CUSTOMS officers have smashed a plot to smuggle super-strength cannabis into the UK in boxes of vegetables from the Caribbean.
A whopping 191kilos of “skunk” were stashed among sweet potatoes and yams on cargo flights from Jamaica.
But the smuggling operation was busted before the dangerous drug hit the streets last week.
Our crime man was at the scene as two Customs officers, acting on a tip-off, seized 176 boxes from the cargo hold of a plane that had flown in to London’s Gatwick airport from Kingston.
In among the root vegetables in ten of the boxes was the carefully- packaged drug – ready to be collected and sold to gangs across Britain.
It was the third seizure from a Caribbean flight in recent weeks, taking the Customs officers’ haul of skunk to more than half a ton – with a street value of over £3million.
One of the investigators at Gatwick said: “Criminals are concealing the drugs and smuggling them in on freight flights to be picked up in the UK.
“And they’ll try anything to get it through.
“Vegetables and food parcels seem to be the latest method of concealment.
“It’s becoming a worrying trend.”
Scores of boxes and bags of trafficked drugs and bootleg goods seized from previous flights are stored in high-security containers ready to be used as evidence in future trials.
Alongside around half a ton of cannabis were sealed packs of cocaine which had been placed inside bottles of spicy sauce in a bid to confuse sniffer dogs.
Other exhibits included counterfeit Marlboro cigarettes and 50 bags full of poor knock-offs of designer cosmetics such as Givenchy and Jean Paul Gaultier perfumes found during a search of a flight from China.
But it is the Caribbean drugs run which is causing major concern.

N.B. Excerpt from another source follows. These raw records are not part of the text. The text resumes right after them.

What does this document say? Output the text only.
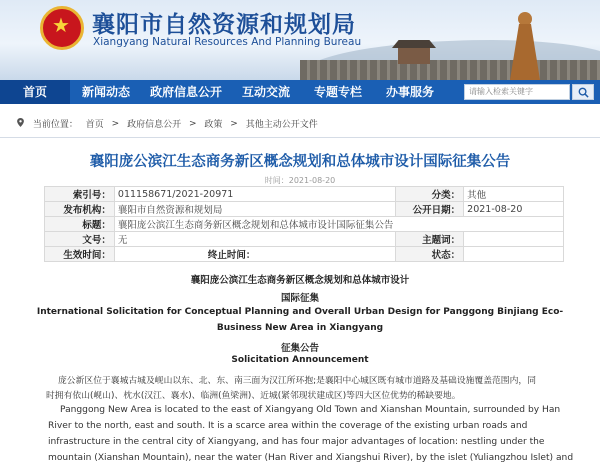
★ 襄阳市自然资源和规划局
Xiangyang Natural Resources And Planning Bureau
首页	新闻动态	政府信息公开	互动交流	专题专栏	办事服务	请输入检索关键字
当前位置： 首页 > 政府信息公开 > 政策 > 其他主动公开文件
襄阳庞公滨江生态商务新区概念规划和总体城市设计国际征集公告
时间：2021-08-20
索引号：	011158671/2021-20971	分类：	其他
发布机构：	襄阳市自然资源和规划局	公开日期：	2021-08-20
标题：	襄阳庞公滨江生态商务新区概念规划和总体城市设计国际征集公告		
文号：	无	主题词：	
生效时间：	终止时间：	状态：	
襄阳庞公滨江生态商务新区概念规划和总体城市设计
国际征集
International Solicitation for Conceptual Planning and Overall Urban Design for Panggong Binjiang Eco-
Business New Area in Xiangyang
征集公告
Solicitation Announcement
庞公新区位于襄城古城及岘山以东、北、东、南三面为汉江所环抱;是襄阳中心城区既有城市道路及基础设施覆盖范围内，同
时拥有依山(岘山)、枕水(汉江、襄水)、临洲(鱼梁洲)、近城(紧邻现状建成区)等四大区位优势的稀缺要地。
Panggong New Area is located to the east of Xiangyang Old Town and Xianshan Mountain, surrounded by Han
River to the north, east and south. It is a scarce area within the coverage of the existing urban roads and
infrastructure in the central city of Xiangyang, and has four major advantages of location: nestling under the
mountain (Xianshan Mountain), near the water (Han River and Xiangshui River), by the islet (Yuliangzhou Islet) and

Last Thursday nearly four kilos of pure cocaine were found in the false-bottomed suitcase of a passenger travelling on another flight from Kingston.
UK Border Agency officers are desperately trying to crack down on the traffickers by quizzing and searching passengers who fit the profile of a drug smuggler as they walk through Customs controls.
But a new round of cuts has caused problems, sparking fears that smugglers and drug mules are slipping through the net.
Immigration staff are being told to swipe passports in the queue to ease pile-ups, preventing Customs officers from carrying out full searches.
A UKBA source said: “It’s chaotic at times because we’re so short-staffed.
“It’s a big concern that, in all likelihood, smugglers are walking through with serious amounts of Class A drugs and whatever else because Customs officers are being prevented from doing what they do best – finding illicit goods.”